Three teams take the field for every MLB game. Besides the home and away nines, a team of four umpires -- or six during the playoffs -- also want to be at their best on the diamond every day. They have their own locker room. They have their own numbered uniforms. And they impact every game. Unlike the players, however, they don't want to be the center of attention. But they will be in this article as we list seven things you didn't know about Major League umpires.
While there are more than 700 players on active rosters, there are only 76 full-time umpires in the Majors. Prior to each regular season since 1952, the umpires have been broken into four-person crews, each of which is headed by a crew chief assigned by the Commissioner of baseball.
Each umpiring crew is formally identified by a letter from A through S and has a mixture of veterans and newcomers that contains about 50-70 combined years of MLB experience.
Counting the squats
Every batter gets into their own stance prior to each pitch, and the same goes for the home-plate umpire, who stands tall before crouching down -- or squatting -- behind the catcher as the pitcher begins their delivery. And because everything in baseball finds a way to be quantified, an ump's number of squats during a season has been tracked every year since 2008. The single-season leader in squats is Tim McClelland, who called 11,417 pitches in 2009. According to the MLB umpire media guide, it is proper to say that the umpire who called the most pitches each season won the "squats crown."
Road to The Show
You might be wondering: How do you become a baseball umpire? Here's an overview.
The journey to becoming a Major League umpire begins -- and ends -- for many in Vero Beach, Fla., at the MiLB Umpire Training Academy. Each January, prospective umpires descend upon the academy for a month-long camp where current and former Major and Minor League umpires serve as instructors and administrators.
At the end of the month -- and after many hours of classroom learning, on-field drills and live game exercises -- a small percentage of the students are offered an umpiring position in Minor League Baseball, starting at the Rookie level. Those umpires work for about six to seven years before they have an opportunity to earn Triple-A classification, at which point they will be supervised and evaluated by MLB for either part-time or full-time future assignments.
The boss of the baseballs
MLB umpires have a host of pregame duties, but nothing is more important in baseball than, well, the baseball. And each game's home-plate umpire, who is also known as the umpire-in-chief, is the "sole judge of the fitness of the balls to be used in the game," according to the league's official rulebook.
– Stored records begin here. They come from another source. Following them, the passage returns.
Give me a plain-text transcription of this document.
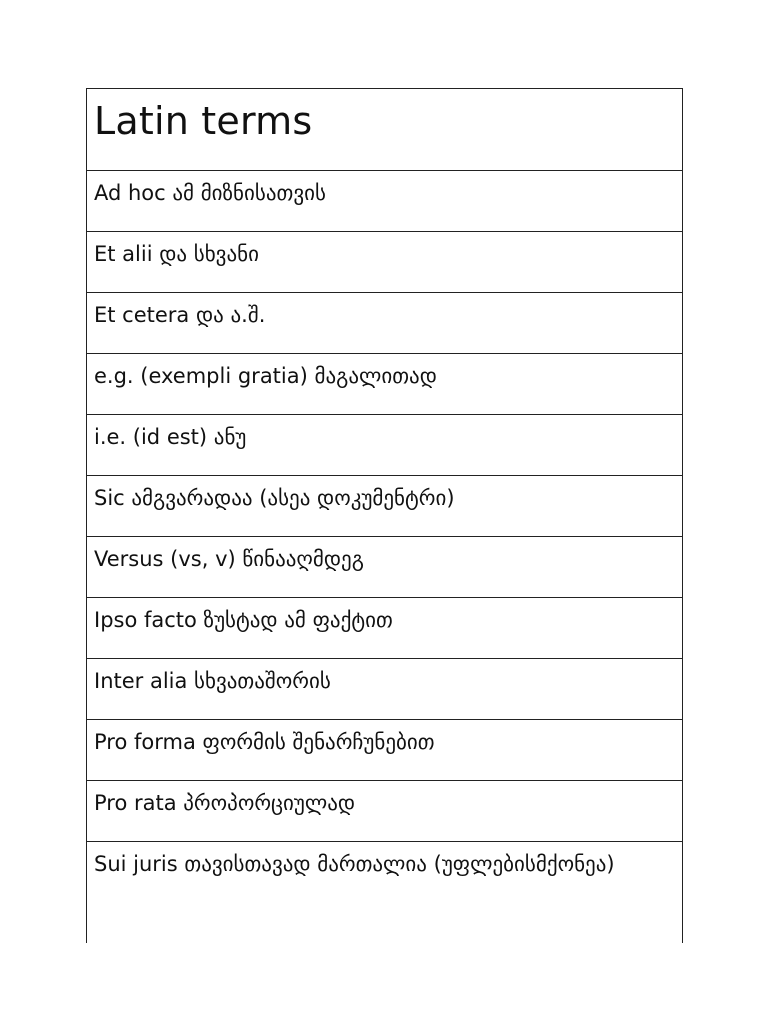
Latin terms
Ad hoc ამ მიზნისათვის
Et alii და სხვანი
Et cetera და ა.შ.
e.g. (exempli gratia) მაგალითად
i.e. (id est) ანუ
Sic ამგვარადაა (ასეა დოკუმენტრი)
Versus (vs, v) წინააღმდეგ
Ipso facto ზუსტად ამ ფაქტით
Inter alia სხვათაშორის
Pro forma ფორმის შენარჩუნებით
Pro rata პროპორციულად
Sui juris თავისთავად მართალია (უფლებისმქონეა)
It is that umpire's job to inspect each of the baseballs supplied by the home team to make sure it meets regulation standards and has been rubbed properly so as to remove any gloss. The umpire must also verify that the home team has enough regulation balls in reserve to replace those that are taken out of play, and they must be in possession of at least two reserve balls at all times during a game.
A peculiar mannerism
Do you ever wonder why when a home-plate umpire flashes the count of a certain at-bat, using their right hand to display strikes and their left hand to display balls? To the pitcher, the fielders and the TV viewers alike, this looks backwards if you're reading from left to right; no one describes a full count as having "two strikes and three balls." But the reason has everything to do with the right hand, which is considered the action hand in baseball
It is taught that the right hand signals strikes in every at-bat. In the early 20th century, Cy Rigler was the first umpire to use his hands to signal strikes and he did so with his right. All out calls are traditionally made with the right hand, and it's the hand used by the home-plate umpire when he points at the starting pitcher while yelling "Play!" to officially begin a game.
Tools of the trade
Few people have probably ever asked an MLB umpire "What are you wearing?" But anyone can look exactly like an official umpire. All of the necessary apparel, from the chest protector, facemask or shin guards by Wilson to the sky blue or black shirts by Majestic, is available online. You can even purchase the official home-plate brush by Franklin.
Each MLB team has its own collection of retired numbers, and so do the umpires. Sort of. The No. 1 of Bill Klem and the No. 3 of Al Barlick are two that were retired by the American and National Leagues. However, that's more of a gesture to recognize their contributions to baseball since those and all other retired numbers are still used by today's MLB umpires.
The only number that is truly unavailable is, of course, No. 42.